United States Congressman James Enos "Jim" Clyburn was born on July 21, 1940 in Sumter, South Carolina to Enos Lloyd Clyburn, a fundamentalist minister, and Almeta Clyburn, a beautician. Clyburn was elected president of his NAACP youth chapter when he was twelve years old, and went on to help organize many civil rights marches and demonstrations as a student leader at South Carolina State College (now South Carolina State University), where he graduated in 1962 with his B.S. degree in history. He later attended the University of South Carolina Law School.
Upon graduation from South Carolina State College, Clyburn was hired as a social studies teacher at C.A. Brown High School in Charleston, South Carolina. From 1965 to 1971, he worked as an employment counselor, a director of youth programs and led the South Carolina Farm Workers Commission. After an unsuccessful run for the South Carolina General Assembly, Clyburn joined the staff of Governor John C. West in 1971 and was appointed as the first minority advisor to a South Carolina governor. In 1974, he was named the South Carolina Human Affairs Commissioner. He served in that position until 1992 when he stepped down to run for U.S. Congress. In November of 1992, Clyburn was elected the U.S. Representative for South Carolina's 6th Congressional District, becoming the state’s first African American to serve in Congress since 1897.
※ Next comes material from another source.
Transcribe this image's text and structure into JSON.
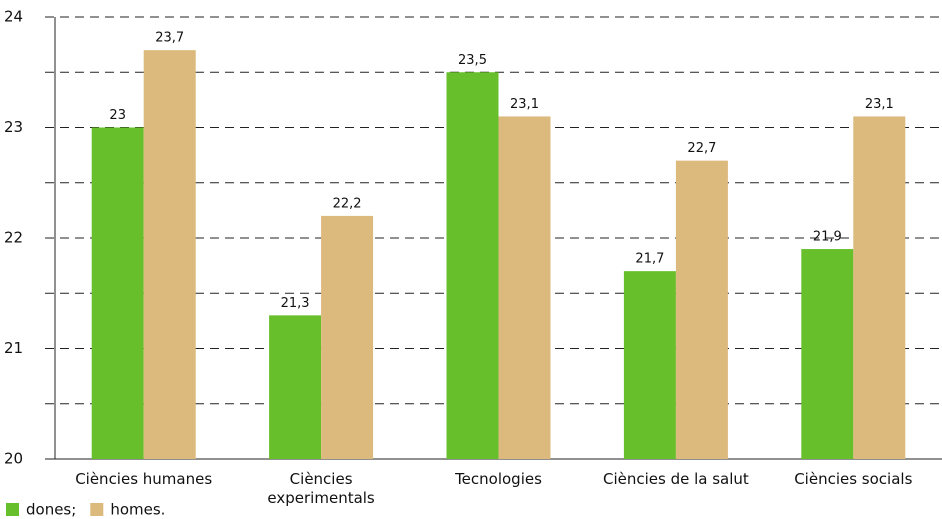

As a Congressman, Clyburn was elected co-president of his freshman class in 1993, and was unanimously elected chair of the Congressional Black Caucus in 1998. In 2002, he won an election among three House members to serve as vice chair of the House Democratic Caucus. Clyburn rose to the position of caucus chair in January 2006, and in 2007, he became the first South Carolinian to serve as house majority whip. In 2011, he became the assistant house democratic leader and the third-ranking Democrat in the House of Representatives. In 2018, Clyburn was elected to serve his second stint as House Majority Whip.
Clyburn has served as Steering Committee Chairman for the International Museum of African American History in Charleston, South Carolina, and as a member of the governing boards of Allen University in Columbia, South Carolina; Brookgreen Gardens in Murrells Inlet, South Carolina; and The Palmetto Conservation Foundation. In addition, he has been awarded honorary doctorate degrees by numerous colleges and universities, and has authored two books: Uncommon Courage: The Story of Briggs V. Elliott, South Carolina's Unsung Civil Rights Battle (2004); and Blessed Experiences: Genuinely Southern, Proudly Black (2014).
Clyburn lives in Columbia, South Carolina. He and his late wife, Emily, had three daughters: Mignon Clyburn, Jennifer Clyburn Reed, and Angela Clyburn.
U.S. Congressman Jim Clyburn was interviewed by The HistoryMakers on May 20, 2014.